E’ in larga misura condivisibile l’interessante e ricca di spunti l’intervista all’ex sindaco Marco Galdi, con la quale apriamo una serie di riflessioni sullo stato dell’arte e sulle prospettive della città metelliana, che il nostro giornale solleciterà ad alcuni personaggi pubblici, non solo della politica, professionisti, giornalisti, imprenditori, cavesi di nascita o di adozione.
Le considerazioni di Galdi hanno il pregio di essere non solo molto puntuali, ma soprattutto di largo respiro. Una connotazione, quest’ultima, che in parte venne meno nei suoi anni di governo e di certo non solo per demerito suo. E di questo ne è più che consapevole. Alla domanda, infatti, sul consiglio che si sentirebbe di dare ad un politico che si accingesse a governare Cava, Marco Galdi è lapidario: “Provare a vincere con a fianco un gruppo coeso, non improvvisato e animato solo da senso civico”. E ancora: “Le grandi coalizioni, che mettono insieme partiti e gruppi disomogenei, facilmente consentono di raccogliere il consenso … ma poi costituiscono quel peccato originale che ineluttabilmente si sconta quando si va al governo”. E’ quello che è capitato a lui da Sindaco. E non solo a lui, ma a quasi tutti i sindaci cavesi degli ultimi venti anni, in particolare alle coalizioni di centrodestra. Al sindaco Messina andò peggio e fu mandato a casa con un anno di anticipo con una congiura orchestrata da dentro e fuori il palazzo e con una sciagurata firma da un notaio. Forse, questo, fu il momento più infimo e finanche sordido della politica cittadina.
Ma torniamo a Galdi.

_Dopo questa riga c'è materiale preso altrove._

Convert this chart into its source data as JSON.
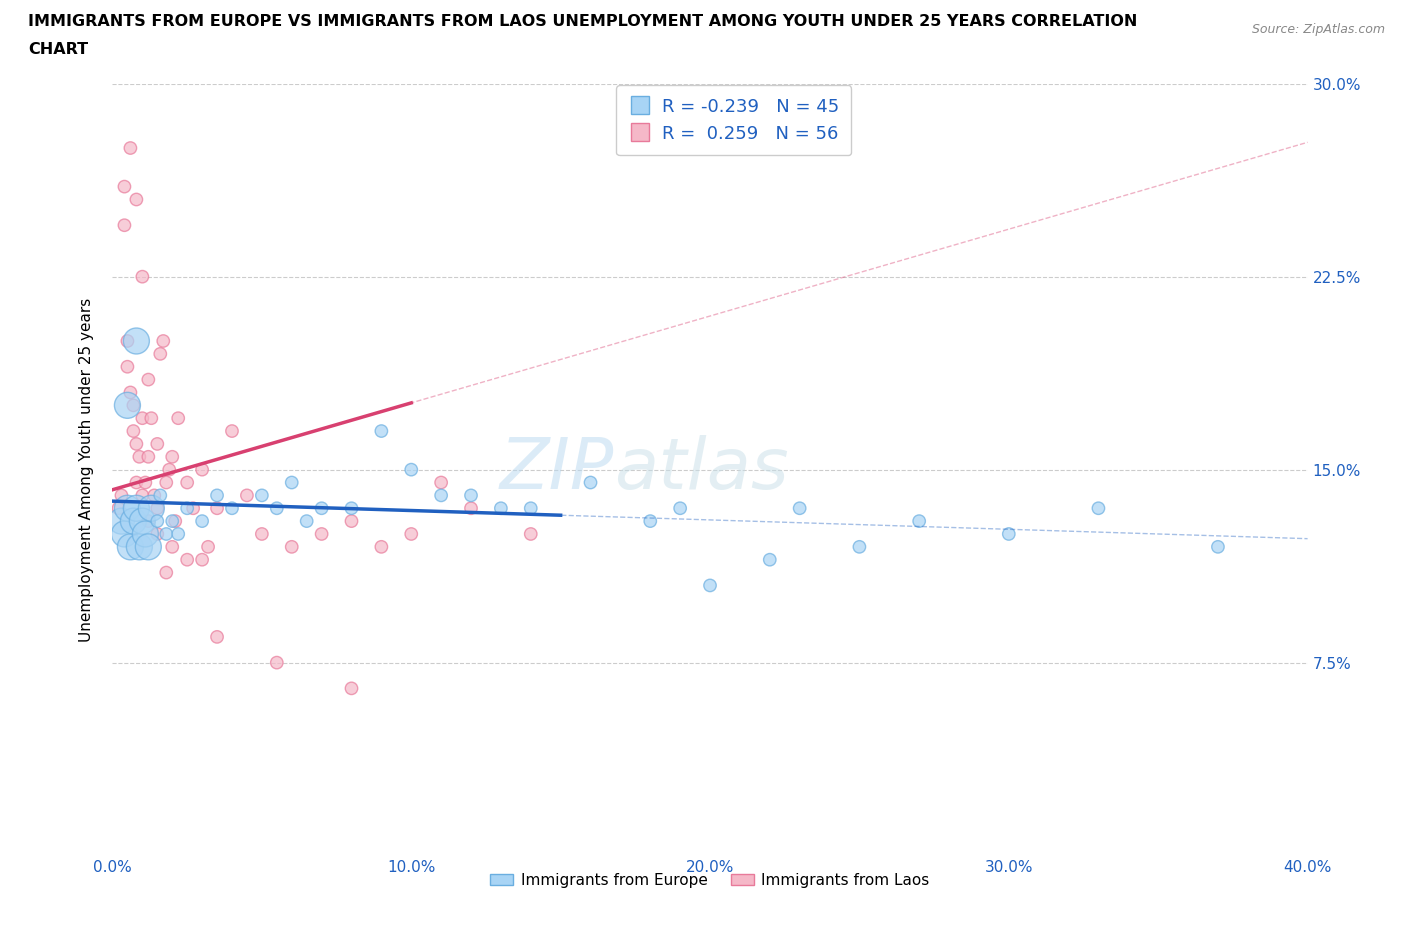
{
  "title_line1": "IMMIGRANTS FROM EUROPE VS IMMIGRANTS FROM LAOS UNEMPLOYMENT AMONG YOUTH UNDER 25 YEARS CORRELATION",
  "title_line2": "CHART",
  "source": "Source: ZipAtlas.com",
  "ylabel": "Unemployment Among Youth under 25 years",
  "xlim": [
    0.0,
    40.0
  ],
  "ylim": [
    0.0,
    30.0
  ],
  "europe_R": -0.239,
  "europe_N": 45,
  "laos_R": 0.259,
  "laos_N": 56,
  "europe_fill": "#a8d4f5",
  "laos_fill": "#f5b8c8",
  "europe_edge": "#6aaee0",
  "laos_edge": "#e87a9a",
  "europe_line_color": "#2060c0",
  "laos_line_color": "#d84070",
  "watermark_color": "#c8dff0",
  "europe_scatter_x": [
    0.3,
    0.4,
    0.5,
    0.6,
    0.7,
    0.8,
    0.9,
    1.0,
    1.1,
    1.2,
    1.3,
    1.5,
    1.6,
    1.8,
    2.0,
    2.2,
    2.5,
    3.0,
    3.5,
    4.0,
    5.0,
    5.5,
    6.0,
    6.5,
    7.0,
    8.0,
    9.0,
    10.0,
    11.0,
    12.0,
    13.0,
    14.0,
    16.0,
    18.0,
    19.0,
    20.0,
    22.0,
    23.0,
    25.0,
    27.0,
    30.0,
    33.0,
    37.0,
    0.5,
    0.8
  ],
  "europe_scatter_y": [
    13.0,
    12.5,
    13.5,
    12.0,
    13.0,
    13.5,
    12.0,
    13.0,
    12.5,
    12.0,
    13.5,
    13.0,
    14.0,
    12.5,
    13.0,
    12.5,
    13.5,
    13.0,
    14.0,
    13.5,
    14.0,
    13.5,
    14.5,
    13.0,
    13.5,
    13.5,
    16.5,
    15.0,
    14.0,
    14.0,
    13.5,
    13.5,
    14.5,
    13.0,
    13.5,
    10.5,
    11.5,
    13.5,
    12.0,
    13.0,
    12.5,
    13.5,
    12.0,
    17.5,
    20.0
  ],
  "europe_scatter_size": [
    80,
    80,
    80,
    80,
    80,
    80,
    80,
    80,
    80,
    80,
    80,
    80,
    80,
    80,
    80,
    80,
    80,
    80,
    80,
    80,
    80,
    80,
    80,
    80,
    80,
    80,
    80,
    80,
    80,
    80,
    80,
    80,
    80,
    80,
    80,
    80,
    80,
    80,
    80,
    80,
    80,
    80,
    80,
    80,
    80
  ],
  "laos_scatter_x": [
    0.2,
    0.3,
    0.4,
    0.4,
    0.5,
    0.5,
    0.6,
    0.7,
    0.7,
    0.8,
    0.8,
    0.9,
    1.0,
    1.0,
    1.1,
    1.2,
    1.2,
    1.3,
    1.4,
    1.5,
    1.5,
    1.6,
    1.7,
    1.8,
    1.9,
    2.0,
    2.1,
    2.2,
    2.5,
    2.7,
    3.0,
    3.2,
    3.5,
    4.0,
    4.5,
    5.0,
    6.0,
    7.0,
    8.0,
    9.0,
    10.0,
    11.0,
    12.0,
    14.0,
    1.0,
    1.5,
    2.0,
    3.0,
    0.6,
    0.8,
    1.2,
    1.8,
    2.5,
    3.5,
    5.5,
    8.0
  ],
  "laos_scatter_y": [
    13.5,
    14.0,
    26.0,
    24.5,
    20.0,
    19.0,
    18.0,
    17.5,
    16.5,
    16.0,
    14.5,
    15.5,
    17.0,
    14.0,
    14.5,
    15.5,
    18.5,
    17.0,
    14.0,
    16.0,
    13.5,
    19.5,
    20.0,
    14.5,
    15.0,
    15.5,
    13.0,
    17.0,
    14.5,
    13.5,
    15.0,
    12.0,
    13.5,
    16.5,
    14.0,
    12.5,
    12.0,
    12.5,
    13.0,
    12.0,
    12.5,
    14.5,
    13.5,
    12.5,
    22.5,
    12.5,
    12.0,
    11.5,
    27.5,
    25.5,
    13.0,
    11.0,
    11.5,
    8.5,
    7.5,
    6.5
  ],
  "laos_scatter_size": [
    80,
    80,
    80,
    80,
    80,
    80,
    80,
    80,
    80,
    80,
    80,
    80,
    80,
    80,
    80,
    80,
    80,
    80,
    80,
    80,
    80,
    80,
    80,
    80,
    80,
    80,
    80,
    80,
    80,
    80,
    80,
    80,
    80,
    80,
    80,
    80,
    80,
    80,
    80,
    80,
    80,
    80,
    80,
    80,
    80,
    80,
    80,
    80,
    80,
    80,
    80,
    80,
    80,
    80,
    80,
    80
  ]
}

Tra i tanti spunti di riflessione meritevoli di essere adeguatamente evidenziato, vi è il passaggio in cui lamenta che il governo cittadino non vede più protagonista “quella parte della società cavese più attiva, illuminata e culturalmente attrezzata, che ha contribuito in modo determinante alla crescita almeno fino alla seconda guerra mondiale”. E’ una verità sacrosanta che fotografa la pochezza della vita politico-amministrativa cittadina di questi ultimi anni, caratterizzata da una povertà culturale e di idee, con conseguente carenza o assenza totale di progettualità, di strategie di sviluppo, di direttrici di marcia da seguire e di obiettivi ambiziosi da perseguire.
E’ questo, in effetti, uno degli aspetti più preoccupanti, tant’è che al grigiore politico di oggi non solo non si contrappone niente o quasi, ma vi è il timore abbastanza fondato che il peggio sia ancora da venire.
Concludiamo, però, questo nostro commento con le parole di speranza espresse da Marco Galdi, rispondendo all’ultima delle nostre domande, quando afferma che Cava si caratterizza per essere “civile” per antica tradizione, ma che “deve esserlo anche per vocazione, perché la sua civiltà, se riscoperta e coltivata, ne può ancora oggi definire l’identità, renderla attrattiva e quindi ambita, fiorente, viva”.
Un auspicio quello di Galdi, ma anche e soprattutto un’esortazione per fare della nostra una città anche in futuro appetibile, ricercata, apprezzata. Insomma, spetta ai cavesi coltivare, rafforzare e qualificare quell’identità, quella diversità, quella ricchezza di cultura e civiltà che ci hanno lasciato in eredità i nostri avi.
Tocca ai cavesi -sembra questo essere l’invito, ma anche il monito garbato e la preziosa lezione impartita dall’ex sindaco Marco Galdi- non disperdere il considerevole patrimonio avuto in eredità e che ora stiamo seriamente rischiando di dilapidare.